In addition to the introduction of a complete series of fully electric trucks and the development of hydrogen technology, DAF is getting its combustion engines ready for new types of fuel to further reduce CO₂ emissions. HVO – Hydrotreated Vegetable Oil – is a biofuel of the latest generation that enables a reduction in CO₂ emissions of up to 90% and can perfectly be used in all New Generation DAF trucks.
Hydrotreated Vegetable Oil (HVO) is made from waste products and fats from the food industry. It is currently the most sustainable fuel on the market for diesel trucks and offers a reduction of up to 90% in CO₂ emissions (‘Well-to-wheel’) compared with regular diesel. Unlike previous generations of biofuels, HVO has no impact on food production.
In addition to the environmental benefits, another important advantage is that HVO can be used in DAF trucks without any adjustments to the vehicles, while maintaining the trucks’ excellent performance, as well as the service intervals of up to 200,000 kilometres for long-distance transport.
Suited for the full DAF product range
All of the newest generation of DAF trucks are ready to use 100% HVO, including the popular LF series for distribution transport, the versatile XD (‘International Truck of the Year 2023’) for distribution and specific applications and the ‘top-of-the-range’ XF, XG and XG+ (‘International Trucks of the Year 2022’) for heavy and long-distance transport.

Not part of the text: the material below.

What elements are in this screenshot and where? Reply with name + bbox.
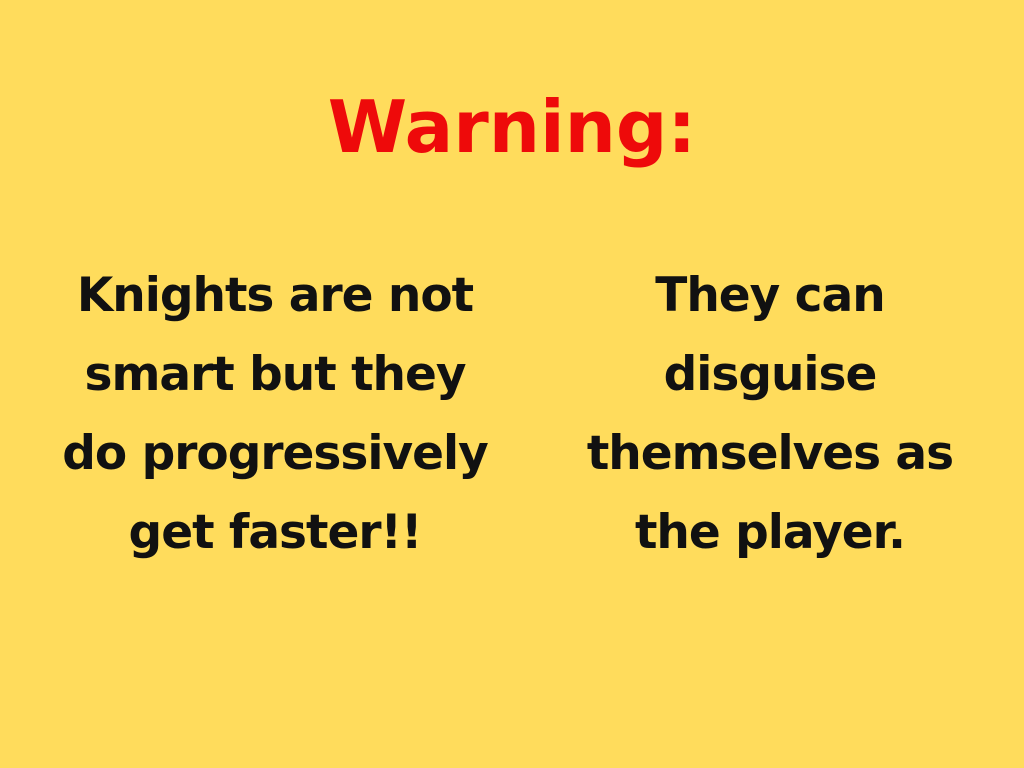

“DAF is at the forefront of our society’s ambition to reduce CO₂ emissions”, according to Patrick Dean, chief engineer at DAF Trucks and member of the Board of Management. “In 2018 we were the first to launch a fully electric truck and last year we presented a completely new generation of electric trucks with ‘zero-emission’ ranges of up to 500 kilometres. We are also getting ready for the new generations of fuels. HVO is enabling us to make a giant leap in the reduction of CO₂ emissions, already today, with the current trucks on the market and more importantly ‘well-to-wheel’. When it comes to CO₂ certification of trucks, it would be a huge step forward if European legislation would value the contribution of clean fuels to reduce CO₂ emissions, as we cannot afford to leave opportunities unused to achieve sustainable road transport. This should expand focus on the total chain – from energy source up to what’s coming out of the exhaust – instead of focusing on ‘tank-to-wheel’ only.”